Mas ele alerta que, assim como mostram suas pesquisas e outros trabalhos da literatura internacional, a manifestação leve da doença também tem efeitos relevantes. E a covid longa pode aparecer mesmo em assintomáticos. “Mesmo sem os sintomas respiratórios, a infecção pode resultar em um quadro de covid longa, com manifestações não só no cérebro, mas em outros órgãos, como o coração, por exemplo. E esse é um alerta. Talvez, se não tivéssemos a vacinação, esses quadros seriam até piores e mais frequentes, pois a vacina atenua os efeitos da infecção”, afirma o professor da Faculdade de Medicina. 

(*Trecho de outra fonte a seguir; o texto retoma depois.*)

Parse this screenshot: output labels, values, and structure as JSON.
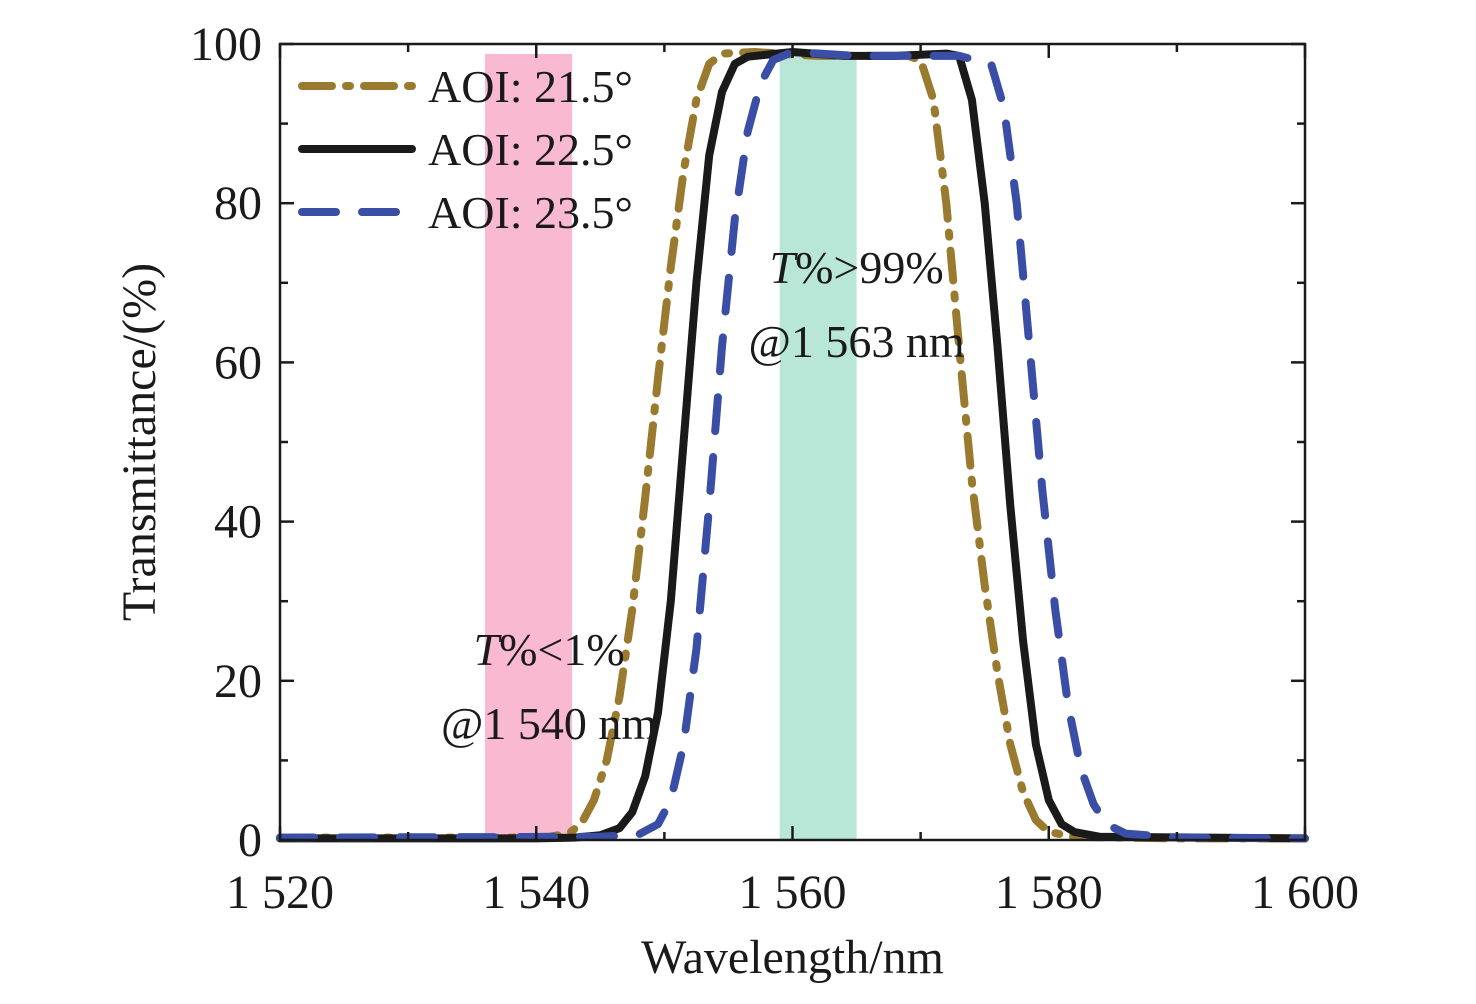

Ele também ressalta a preocupação com os jovens que, na maioria dos casos, tiveram a infecção leve pelo coronavírus e estão apresentando manifestações neurológicas comuns para idades mais avançadas. “Oitenta por cento dos casos de covid-19 foram leves, o que representa bilhões de pessoas que podem apresentar covid longa. E sabemos, com base em nosso estudo, que um quarto pode ter alterações cognitivas importantes e que serão possivelmente persistentes”, afirma Romano-Silva.

“Precisamos conhecer o mecanismo da ocorrência desses déficits para que seja possível intervir. Essa intervenção pode variar muito, do tratamento medicamentoso ao uso de neuromodulação, por exemplo. Por isso, são tão importantes pesquisas como a nossa”, diz o professor, acrescentando que, com o acompanhamento dos pacientes iniciais, será possível afirmar, daqui a algumas semanas, se quem teve covid há um ano apresentou melhoras e se houve mudanças no perfil imunológico.